Brass Mill Center is a shopping mall in Waterbury, Connecticut. The mall and its accompanying complex, Brass Mill Commons, cost $160 million to build. At 1180000 sqft, it is Connecticut's fifth-largest mall, containing over 130 shops. It is located off I-84 in Waterbury, Connecticut. The mall features the traditional retailers JCPenney, Ashley Outlet, and Shoppers World.

==History==
Brass Mill Center opened on Wednesday, September 17, 1997. It has two floors of stores, and a third floor with a 12-screen Cinema.

Before construction began, 118,000 tons of contaminated soil and 63 vacant and deteriorated buildings were removed from the site. Brass Mill Center essentially replaced the older Naugatuck Valley Mall, built in 1969 and located on the city's northeast suburban side. Filene's and Sears relocated to Brass Mill Center. Naugatuck Valley Mall was demolished in the spring of 1999. Lechmere was originally planned as the fourth anchor, but it never opened, because parent company Montgomery Ward closed the chain in 1997, the same year the mall opened.
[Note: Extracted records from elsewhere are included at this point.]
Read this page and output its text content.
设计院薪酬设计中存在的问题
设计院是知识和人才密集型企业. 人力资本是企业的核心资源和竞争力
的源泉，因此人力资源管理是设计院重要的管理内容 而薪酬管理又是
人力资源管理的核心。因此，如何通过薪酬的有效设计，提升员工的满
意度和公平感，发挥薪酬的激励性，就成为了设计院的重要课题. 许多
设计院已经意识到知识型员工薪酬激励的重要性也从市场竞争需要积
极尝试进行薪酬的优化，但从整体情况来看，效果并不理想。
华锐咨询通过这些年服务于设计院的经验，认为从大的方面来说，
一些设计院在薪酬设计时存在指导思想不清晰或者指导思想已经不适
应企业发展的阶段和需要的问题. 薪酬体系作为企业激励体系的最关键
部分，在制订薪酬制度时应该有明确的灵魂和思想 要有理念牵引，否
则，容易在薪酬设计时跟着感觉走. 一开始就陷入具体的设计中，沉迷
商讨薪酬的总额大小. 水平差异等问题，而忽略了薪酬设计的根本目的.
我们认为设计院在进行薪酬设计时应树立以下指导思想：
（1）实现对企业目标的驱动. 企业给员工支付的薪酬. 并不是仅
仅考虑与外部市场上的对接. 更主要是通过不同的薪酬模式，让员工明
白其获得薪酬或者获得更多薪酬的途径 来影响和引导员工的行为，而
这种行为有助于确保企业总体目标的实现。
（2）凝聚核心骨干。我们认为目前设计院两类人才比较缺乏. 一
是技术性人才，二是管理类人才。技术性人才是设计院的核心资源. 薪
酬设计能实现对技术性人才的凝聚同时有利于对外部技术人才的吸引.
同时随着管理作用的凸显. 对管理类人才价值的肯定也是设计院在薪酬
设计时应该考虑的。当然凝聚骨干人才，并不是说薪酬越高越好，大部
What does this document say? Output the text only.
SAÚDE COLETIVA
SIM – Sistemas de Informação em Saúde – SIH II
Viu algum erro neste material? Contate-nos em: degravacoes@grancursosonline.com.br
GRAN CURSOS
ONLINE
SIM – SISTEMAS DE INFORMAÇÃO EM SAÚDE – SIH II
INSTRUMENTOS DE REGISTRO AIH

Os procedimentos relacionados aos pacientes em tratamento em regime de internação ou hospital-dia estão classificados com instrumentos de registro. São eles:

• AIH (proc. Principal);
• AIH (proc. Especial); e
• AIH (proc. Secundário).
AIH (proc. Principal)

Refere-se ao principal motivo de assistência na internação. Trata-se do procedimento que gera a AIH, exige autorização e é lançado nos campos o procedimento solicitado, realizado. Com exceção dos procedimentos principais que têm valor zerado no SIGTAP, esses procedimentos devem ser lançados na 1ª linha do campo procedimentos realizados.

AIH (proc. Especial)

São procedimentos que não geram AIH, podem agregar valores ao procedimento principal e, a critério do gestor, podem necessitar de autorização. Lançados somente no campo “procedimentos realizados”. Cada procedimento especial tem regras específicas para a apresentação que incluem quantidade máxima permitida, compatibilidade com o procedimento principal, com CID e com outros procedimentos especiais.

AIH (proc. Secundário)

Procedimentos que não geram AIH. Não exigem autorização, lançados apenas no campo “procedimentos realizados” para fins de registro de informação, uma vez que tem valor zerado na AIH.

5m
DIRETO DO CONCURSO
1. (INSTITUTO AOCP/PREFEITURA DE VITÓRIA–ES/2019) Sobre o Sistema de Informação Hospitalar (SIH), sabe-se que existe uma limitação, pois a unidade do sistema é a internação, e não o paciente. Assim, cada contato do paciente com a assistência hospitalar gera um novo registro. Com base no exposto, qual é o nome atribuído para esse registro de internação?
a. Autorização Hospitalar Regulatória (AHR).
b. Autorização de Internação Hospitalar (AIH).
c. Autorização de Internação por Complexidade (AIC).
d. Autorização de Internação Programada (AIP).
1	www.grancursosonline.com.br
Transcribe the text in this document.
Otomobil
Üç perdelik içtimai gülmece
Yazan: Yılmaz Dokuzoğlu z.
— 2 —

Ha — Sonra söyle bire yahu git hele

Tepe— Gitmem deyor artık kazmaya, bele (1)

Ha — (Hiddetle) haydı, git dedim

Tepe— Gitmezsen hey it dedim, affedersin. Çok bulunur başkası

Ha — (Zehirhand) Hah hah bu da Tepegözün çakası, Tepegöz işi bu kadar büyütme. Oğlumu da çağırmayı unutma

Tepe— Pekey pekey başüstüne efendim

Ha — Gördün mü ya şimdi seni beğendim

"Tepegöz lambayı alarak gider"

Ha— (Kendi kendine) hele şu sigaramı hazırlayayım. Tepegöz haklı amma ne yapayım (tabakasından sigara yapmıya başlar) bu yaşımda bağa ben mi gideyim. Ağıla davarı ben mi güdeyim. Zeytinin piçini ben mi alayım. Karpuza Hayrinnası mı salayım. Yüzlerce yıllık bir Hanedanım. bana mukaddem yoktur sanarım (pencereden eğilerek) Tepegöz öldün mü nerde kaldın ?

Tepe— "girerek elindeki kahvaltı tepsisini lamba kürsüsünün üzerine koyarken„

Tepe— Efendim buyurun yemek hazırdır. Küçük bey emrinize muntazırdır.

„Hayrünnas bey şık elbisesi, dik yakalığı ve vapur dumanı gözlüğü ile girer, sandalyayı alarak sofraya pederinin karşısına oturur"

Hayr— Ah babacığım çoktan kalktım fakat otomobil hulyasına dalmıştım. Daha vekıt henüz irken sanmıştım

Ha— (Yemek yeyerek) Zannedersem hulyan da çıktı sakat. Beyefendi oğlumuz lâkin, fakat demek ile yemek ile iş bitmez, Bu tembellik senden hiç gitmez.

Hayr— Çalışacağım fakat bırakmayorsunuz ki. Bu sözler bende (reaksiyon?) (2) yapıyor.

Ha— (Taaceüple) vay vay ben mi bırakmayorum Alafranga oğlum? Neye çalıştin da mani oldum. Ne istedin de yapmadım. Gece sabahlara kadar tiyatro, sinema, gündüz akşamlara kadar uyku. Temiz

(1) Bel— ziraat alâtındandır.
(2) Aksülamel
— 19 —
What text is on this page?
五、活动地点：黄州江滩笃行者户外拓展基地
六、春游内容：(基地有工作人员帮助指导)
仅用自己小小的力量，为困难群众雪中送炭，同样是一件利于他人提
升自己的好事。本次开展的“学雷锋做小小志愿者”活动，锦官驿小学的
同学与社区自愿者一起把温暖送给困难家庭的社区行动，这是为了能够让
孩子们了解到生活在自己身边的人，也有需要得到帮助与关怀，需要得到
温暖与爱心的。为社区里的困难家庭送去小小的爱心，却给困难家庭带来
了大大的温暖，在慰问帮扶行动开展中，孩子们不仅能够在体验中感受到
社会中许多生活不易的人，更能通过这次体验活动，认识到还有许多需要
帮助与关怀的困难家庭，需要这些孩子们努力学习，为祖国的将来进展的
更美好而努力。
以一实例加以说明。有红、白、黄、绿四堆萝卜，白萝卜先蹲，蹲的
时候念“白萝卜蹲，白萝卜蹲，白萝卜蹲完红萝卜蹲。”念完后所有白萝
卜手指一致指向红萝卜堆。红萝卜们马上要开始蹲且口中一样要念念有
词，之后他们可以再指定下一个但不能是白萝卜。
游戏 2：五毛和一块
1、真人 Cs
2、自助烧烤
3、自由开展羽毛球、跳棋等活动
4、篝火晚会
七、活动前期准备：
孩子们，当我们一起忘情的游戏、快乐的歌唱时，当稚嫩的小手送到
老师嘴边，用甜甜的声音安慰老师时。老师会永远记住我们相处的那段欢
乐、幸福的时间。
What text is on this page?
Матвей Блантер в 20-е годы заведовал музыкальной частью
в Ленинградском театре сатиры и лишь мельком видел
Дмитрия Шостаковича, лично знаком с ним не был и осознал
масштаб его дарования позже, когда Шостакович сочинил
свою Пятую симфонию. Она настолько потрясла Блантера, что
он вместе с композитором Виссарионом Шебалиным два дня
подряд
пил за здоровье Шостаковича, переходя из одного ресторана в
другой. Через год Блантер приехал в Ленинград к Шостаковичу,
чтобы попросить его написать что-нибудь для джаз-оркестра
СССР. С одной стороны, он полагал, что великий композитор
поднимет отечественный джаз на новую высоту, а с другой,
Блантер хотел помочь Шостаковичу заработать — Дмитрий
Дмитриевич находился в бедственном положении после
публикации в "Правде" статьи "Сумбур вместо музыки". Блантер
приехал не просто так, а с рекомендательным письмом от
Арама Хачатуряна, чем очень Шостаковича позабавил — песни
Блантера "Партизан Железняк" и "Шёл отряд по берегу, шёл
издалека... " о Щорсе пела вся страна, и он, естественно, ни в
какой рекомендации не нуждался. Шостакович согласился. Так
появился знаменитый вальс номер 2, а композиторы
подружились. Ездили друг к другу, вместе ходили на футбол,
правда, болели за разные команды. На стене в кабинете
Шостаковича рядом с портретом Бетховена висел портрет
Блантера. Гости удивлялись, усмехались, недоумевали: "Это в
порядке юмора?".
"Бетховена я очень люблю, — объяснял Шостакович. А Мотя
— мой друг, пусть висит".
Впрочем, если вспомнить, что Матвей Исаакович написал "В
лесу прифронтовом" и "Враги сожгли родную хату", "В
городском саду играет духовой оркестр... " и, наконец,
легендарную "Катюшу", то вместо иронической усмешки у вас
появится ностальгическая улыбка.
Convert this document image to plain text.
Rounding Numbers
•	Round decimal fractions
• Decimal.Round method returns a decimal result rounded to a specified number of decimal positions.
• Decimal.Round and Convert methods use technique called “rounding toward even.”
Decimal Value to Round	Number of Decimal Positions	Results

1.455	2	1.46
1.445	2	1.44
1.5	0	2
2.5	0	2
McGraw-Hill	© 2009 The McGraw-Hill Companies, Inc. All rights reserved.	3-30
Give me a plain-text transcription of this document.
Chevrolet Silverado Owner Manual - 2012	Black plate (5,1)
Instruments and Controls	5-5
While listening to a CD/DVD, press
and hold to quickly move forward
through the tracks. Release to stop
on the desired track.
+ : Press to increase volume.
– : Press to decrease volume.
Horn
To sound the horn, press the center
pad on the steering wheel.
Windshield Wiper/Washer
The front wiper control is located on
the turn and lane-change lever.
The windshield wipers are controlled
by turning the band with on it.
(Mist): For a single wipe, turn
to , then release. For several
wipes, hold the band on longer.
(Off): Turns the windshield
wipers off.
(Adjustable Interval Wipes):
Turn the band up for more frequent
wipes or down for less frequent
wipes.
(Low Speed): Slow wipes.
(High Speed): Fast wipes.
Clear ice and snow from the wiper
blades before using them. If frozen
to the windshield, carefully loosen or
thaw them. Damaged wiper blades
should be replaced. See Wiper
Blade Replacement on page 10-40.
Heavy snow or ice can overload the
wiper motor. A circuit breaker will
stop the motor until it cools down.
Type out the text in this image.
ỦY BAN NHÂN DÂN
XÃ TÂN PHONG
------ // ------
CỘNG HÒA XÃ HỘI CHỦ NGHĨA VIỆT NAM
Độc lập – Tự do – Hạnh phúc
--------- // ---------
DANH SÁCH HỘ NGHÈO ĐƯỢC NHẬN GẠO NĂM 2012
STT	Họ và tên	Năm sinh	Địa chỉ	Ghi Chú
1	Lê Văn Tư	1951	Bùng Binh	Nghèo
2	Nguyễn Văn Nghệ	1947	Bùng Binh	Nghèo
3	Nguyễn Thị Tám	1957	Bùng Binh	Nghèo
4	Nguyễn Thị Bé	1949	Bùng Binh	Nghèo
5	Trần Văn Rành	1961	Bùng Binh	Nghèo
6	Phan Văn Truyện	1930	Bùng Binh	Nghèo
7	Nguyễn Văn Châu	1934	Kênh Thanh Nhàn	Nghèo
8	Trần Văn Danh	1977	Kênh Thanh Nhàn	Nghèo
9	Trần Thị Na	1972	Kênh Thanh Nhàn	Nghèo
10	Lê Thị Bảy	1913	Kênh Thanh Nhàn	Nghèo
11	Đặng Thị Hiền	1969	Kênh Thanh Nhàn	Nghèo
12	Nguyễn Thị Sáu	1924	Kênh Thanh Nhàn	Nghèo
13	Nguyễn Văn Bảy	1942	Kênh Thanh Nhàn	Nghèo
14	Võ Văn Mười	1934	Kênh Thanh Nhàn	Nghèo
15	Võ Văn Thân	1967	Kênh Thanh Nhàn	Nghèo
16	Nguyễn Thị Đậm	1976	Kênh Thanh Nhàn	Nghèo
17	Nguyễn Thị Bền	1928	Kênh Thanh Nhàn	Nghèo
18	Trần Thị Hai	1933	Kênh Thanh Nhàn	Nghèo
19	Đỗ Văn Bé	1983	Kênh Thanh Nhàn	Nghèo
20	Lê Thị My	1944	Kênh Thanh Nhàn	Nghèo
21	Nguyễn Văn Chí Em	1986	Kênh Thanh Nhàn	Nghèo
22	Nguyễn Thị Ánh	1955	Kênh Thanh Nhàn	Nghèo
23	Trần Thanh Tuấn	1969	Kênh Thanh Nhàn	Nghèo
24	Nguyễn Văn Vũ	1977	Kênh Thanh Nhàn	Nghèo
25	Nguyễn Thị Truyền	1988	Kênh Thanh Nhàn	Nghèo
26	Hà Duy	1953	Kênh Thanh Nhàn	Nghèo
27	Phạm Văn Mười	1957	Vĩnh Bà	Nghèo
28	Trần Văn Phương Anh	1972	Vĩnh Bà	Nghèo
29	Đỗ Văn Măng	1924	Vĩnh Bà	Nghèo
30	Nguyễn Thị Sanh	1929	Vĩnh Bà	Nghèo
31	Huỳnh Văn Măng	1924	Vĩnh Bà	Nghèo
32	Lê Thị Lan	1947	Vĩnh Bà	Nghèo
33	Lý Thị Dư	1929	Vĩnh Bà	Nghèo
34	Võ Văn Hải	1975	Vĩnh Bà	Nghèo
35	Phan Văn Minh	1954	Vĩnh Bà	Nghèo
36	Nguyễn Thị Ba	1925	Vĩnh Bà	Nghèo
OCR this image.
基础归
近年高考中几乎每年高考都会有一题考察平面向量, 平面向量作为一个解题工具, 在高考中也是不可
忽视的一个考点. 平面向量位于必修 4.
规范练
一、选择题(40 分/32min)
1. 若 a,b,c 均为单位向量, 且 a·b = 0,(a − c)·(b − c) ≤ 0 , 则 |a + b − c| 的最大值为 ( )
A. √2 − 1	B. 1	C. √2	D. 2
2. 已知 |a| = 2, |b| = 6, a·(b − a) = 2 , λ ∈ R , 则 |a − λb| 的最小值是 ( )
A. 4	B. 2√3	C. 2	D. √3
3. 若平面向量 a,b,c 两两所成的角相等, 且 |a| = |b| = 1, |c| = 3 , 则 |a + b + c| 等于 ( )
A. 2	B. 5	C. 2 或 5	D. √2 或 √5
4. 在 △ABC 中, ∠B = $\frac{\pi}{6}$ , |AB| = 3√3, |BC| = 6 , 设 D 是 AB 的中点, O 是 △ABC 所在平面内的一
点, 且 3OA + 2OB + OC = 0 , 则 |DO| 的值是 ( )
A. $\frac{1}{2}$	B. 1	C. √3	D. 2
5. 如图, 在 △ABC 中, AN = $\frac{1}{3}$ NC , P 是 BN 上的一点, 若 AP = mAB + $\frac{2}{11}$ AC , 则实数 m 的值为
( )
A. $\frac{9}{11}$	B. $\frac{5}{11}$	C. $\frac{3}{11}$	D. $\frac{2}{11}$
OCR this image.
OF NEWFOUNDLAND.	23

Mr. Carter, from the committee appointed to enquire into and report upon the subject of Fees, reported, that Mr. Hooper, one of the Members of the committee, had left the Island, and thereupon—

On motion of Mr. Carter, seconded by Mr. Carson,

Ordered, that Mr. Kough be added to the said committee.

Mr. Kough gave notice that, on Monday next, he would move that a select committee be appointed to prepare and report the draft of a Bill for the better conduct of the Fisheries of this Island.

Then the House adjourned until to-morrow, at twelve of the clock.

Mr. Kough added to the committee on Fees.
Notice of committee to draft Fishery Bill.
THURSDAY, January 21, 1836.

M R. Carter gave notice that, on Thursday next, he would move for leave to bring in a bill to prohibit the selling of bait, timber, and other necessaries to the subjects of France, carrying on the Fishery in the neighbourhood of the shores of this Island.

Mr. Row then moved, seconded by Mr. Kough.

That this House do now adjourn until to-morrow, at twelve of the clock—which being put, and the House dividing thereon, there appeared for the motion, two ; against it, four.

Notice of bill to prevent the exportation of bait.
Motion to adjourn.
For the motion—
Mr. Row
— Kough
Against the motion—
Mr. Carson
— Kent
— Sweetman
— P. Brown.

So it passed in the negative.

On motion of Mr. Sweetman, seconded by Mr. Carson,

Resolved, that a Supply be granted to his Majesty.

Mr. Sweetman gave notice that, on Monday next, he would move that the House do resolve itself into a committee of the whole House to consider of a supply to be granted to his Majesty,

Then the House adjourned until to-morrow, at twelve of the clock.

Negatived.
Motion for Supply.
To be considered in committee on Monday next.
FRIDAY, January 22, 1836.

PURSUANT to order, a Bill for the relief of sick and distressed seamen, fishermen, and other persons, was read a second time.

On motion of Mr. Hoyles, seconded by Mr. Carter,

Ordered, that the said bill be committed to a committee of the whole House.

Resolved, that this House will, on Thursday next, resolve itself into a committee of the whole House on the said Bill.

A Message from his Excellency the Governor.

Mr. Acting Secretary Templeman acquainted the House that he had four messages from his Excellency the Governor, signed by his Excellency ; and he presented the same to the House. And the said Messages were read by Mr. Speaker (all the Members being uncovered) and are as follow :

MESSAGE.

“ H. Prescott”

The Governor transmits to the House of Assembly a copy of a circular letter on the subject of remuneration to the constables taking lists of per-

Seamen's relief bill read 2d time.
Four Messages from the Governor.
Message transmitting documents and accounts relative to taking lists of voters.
Numerous former tenants include Shaw’s Supermarket, Steve & Barry's, Hometown Buffet and OfficeMax, which closed in 2007, 2009, 2011, and 2014 respectively.

On January 12, 2011, Save-A-Lot opened in the former Shaw's. Shoppers World opened in 2013. In 2017, Five Below and Ulta Beauty opened in the space formerly occupied by OfficeMax.

Toys R Us & Sears both closed in 2018. Macy's closed in 2021.

On April 19, 2022, Kohan Retail Investment Group acquired Brass Mill Center for $44.9 million.

On September 26, 2022, it was announced that Regal Cinemas would close, due to the economic impact of the COVID-19 pandemic.

In December 2023, Ashley HomeStore opened an outlet store in a portion of the old Macy's.

In April 2024, Apple Cinemas opened in the old Regal Cinemas.

That same year, TJ Maxx moved out of Brass Mill Commons.

Michaels closed on January 16, 2025.

On May 27, 2025, a mass shooting occurred inside the mall when a 19-year-old man from Waterbury opened fire in the central part of the mall, injuring five people. Police later responded that the suspect and a male victim knew each other before the shooting, and the incident was a result of a fight that escalated.

Burlington moved to the mall on August 22, 2025 in the former TJ Maxx.

Barnes & Noble closed their location on January 18, 2026 alongside the city’s first Starbucks location within the store, as the last original tenant of the mall.